Murphy v. Murphy

547 P.2d 1102 | Ariz. Ct. App. | 1976

OPINION

HOWARD, Chief Judge.

On December 4, 1970, appellee struck appellant, causing her to lose one of her eyes. *303Six months later appellant filed for a divorce which was finally granted in September of 1972. The decree of divorce contains the following provision:

“That the husband is to pay to the wife as and for support and maintenance the sum of one dollar per year. However, it is understood and agreed and,
IT IS FURTHER ORDERED that such alimony cannot be increased unless the wife should become legally blind and further that such alimony shall end January 1, 1978.”

Subsequent to the entry of the divorce decree, appellant sued appellee for loss of her eye, alleging an intentional tort, and a jury awarded her a $40,000 verdict. Appellant attempted to execute on the judgment but the execution was returned wholly unsatisfied. A debtor’s examination of appellee revealed that he had sold or encumbered all his assets except the house so that there were no assets out of which appellant’s judgment for the loss of her eye could be satisfied.

Appellant then filed a petition for modification of judgment and decree of divorce and for an order to show cause in the divorce action seeking to increase the support and maintenance until the judgment for the willful and intentional assault would be paid in full. The parties stipulated that appellant was only blind in one eye. The petition was dismissed by the trial court and this appeal was taken from that order.

The order which dismissed the petition states that the trial court was of the opinion that modification could only be granted if the petitioner became totally blind. On appeal appellant presents the following question:

“Did the trial court err in concluding that the support and maintenance provisions of the judgment and decree of divorce could be modified only if the appellant becomes totally blind ?”

Appellant’s first argument is that the provision in the decree of divorce relating to total blindness does not operate to limit these court’s continuing jurisdiction to amend the alimony provisions of a divorce decree. In other words, it is her position that the court, having once awarded alimony, cannot limit the jurisdiction granted by A.R.S. Sec. 25-327A to amend the same by any condition other than a condition subsequent. In support of this proposition appellant cites the cases of Spector v. Spector, 94 Ariz. 175, 382 P.2d 659 (1963) and Hayne v. Hayne, 9 Ariz.App. 99, 449 P.2d 633 (1969).

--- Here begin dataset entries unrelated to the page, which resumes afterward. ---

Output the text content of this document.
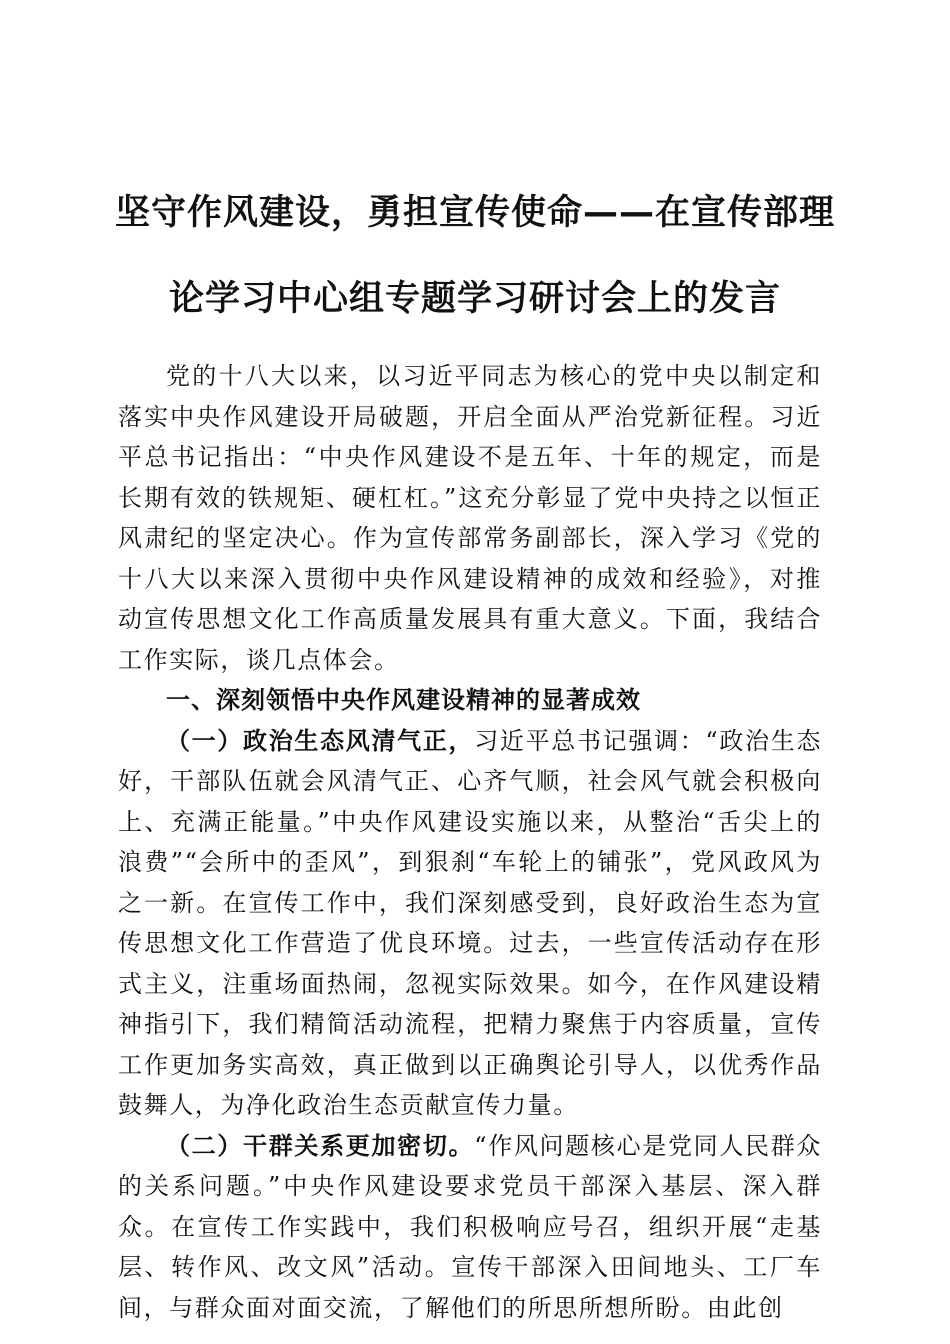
坚守作风建设，勇担宣传使命——在宣传部理
论学习中心组专题学习研讨会上的发言

党的十八大以来，以习近平同志为核心的党中央以制定和落实中央作风建设开局破题，开启全面从严治党新征程。习近平总书记指出：“中央作风建设不是五年、十年的规定，而是长期有效的铁规矩、硬杠杠。”这充分彰显了党中央持之以恒正风肃纪的坚定决心。作为宣传部常务副部长，深入学习《党的十八大以来深入贯彻中央作风建设精神的成效和经验》，对推动宣传思想文化工作高质量发展具有重大意义。下面，我结合工作实际，谈几点体会。

一、深刻领悟中央作风建设精神的显著成效

（一）政治生态风清气正，习近平总书记强调：“政治生态好，干部队伍就会风清气正、心齐气顺，社会风气就会积极向上、充满正能量。”中央作风建设实施以来，从整治“舌尖上的浪费”“会所中的歪风”，到狠刹“车轮上的铺张”，党风政风为之一新。在宣传工作中，我们深刻感受到，良好政治生态为宣传思想文化工作营造了优良环境。过去，一些宣传活动存在形式主义，注重场面热闹，忽视实际效果。如今，在作风建设精神指引下，我们精简活动流程，把精力聚焦于内容质量，宣传工作更加务实高效，真正做到以正确舆论引导人，以优秀作品鼓舞人，为净化政治生态贡献宣传力量。

（二）干群关系更加密切。“作风问题核心是党同人民群众的关系问题。”中央作风建设要求党员干部深入基层、深入群众。在宣传工作实践中，我们积极响应号召，组织开展“走基层、转作风、改文风”活动。宣传干部深入田间地头、工厂车间，与群众面对面交流，了解他们的所思所想所盼。由此创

In Spector v. Spector, supra, the trial judge allowed the wife $450 per month alimony for the first year after the divorce and $350 per month therafter until her death or remarriage. On appeal, the wife attacked that provision of the alimony award which terminated her right to alimony upon her death or remarriage contending that it was a restriction upon the power of the trial court to modify the decree. The court in Spector disagreed with this contention holding that the words “merely established the two conditions subsequent, the occurrence of which would terminate the payment of alimony and do not limit the jurisdiction of the court in any respect.” The implication of Spector v. Spector, supra, is that the power granted by statute to modify the alimony award cannot be restricted except by a condition subsequent. It is appellant’s contention that the provision regarding total blindness is a condition subsequent and does not re-trict the power of the court to increase the one dollar per year alimony. It is ap-pellee’s position that it is a condition precedent to the increase of any alimony award and that appellant must bring herself within the condition prior to entitle- • ment to increased alimony.

*304We believe it to be clear that the condition imposed in the decree is a condition precedent to the increase of alimony payments. Assuming arguendo, that such condition precedent operates as a restriction on the jurisdiction of the court we find that the trial court still did not err in dismissing the petition. A modification under A.R.S. Sec. 25-327 can only be granted upon a showing of changed circumstances which are substantial and continuing. It is clear that at the time the divorce decree was entered in this case appellant had only one eye as a result of the actions of her ex-husband. An exhibit filed by appellant in connection with her petition in this case shows that on the date the divorce decree was entered her total monthly expenses were approximately $800. Her monthly income at that time was zero. At the time she filed the petition for modification her total monthly expenses had declined to $637 per month and she had a net monthly income of $300. The only changed circumstance was the existence of a $40,000 judgment against appellee. In fact, appellant in her brief, cites this judgment as the change of circumstance which authorizes modification but then states that she could not establish her need for alimony in the divorce action because the intentional tort claim did not arise until after the divorce. We find this reasoning spurious. There is no reason why appellant could not have established her need for support in the sum of more than one dollar per year based on the loss of her eye.

It is clear that appellant’s petition was an abortive effort to collect a judgment for personal injuries and on its face showed that appellant was not entitled to any relief.

Affirmed.

KRUCKER and HATHAWAY, JJ., concurring.

NOTE: This cause was decided by the Judges of Division Two as authorized by A.R.S. Sec. 12-120 (E).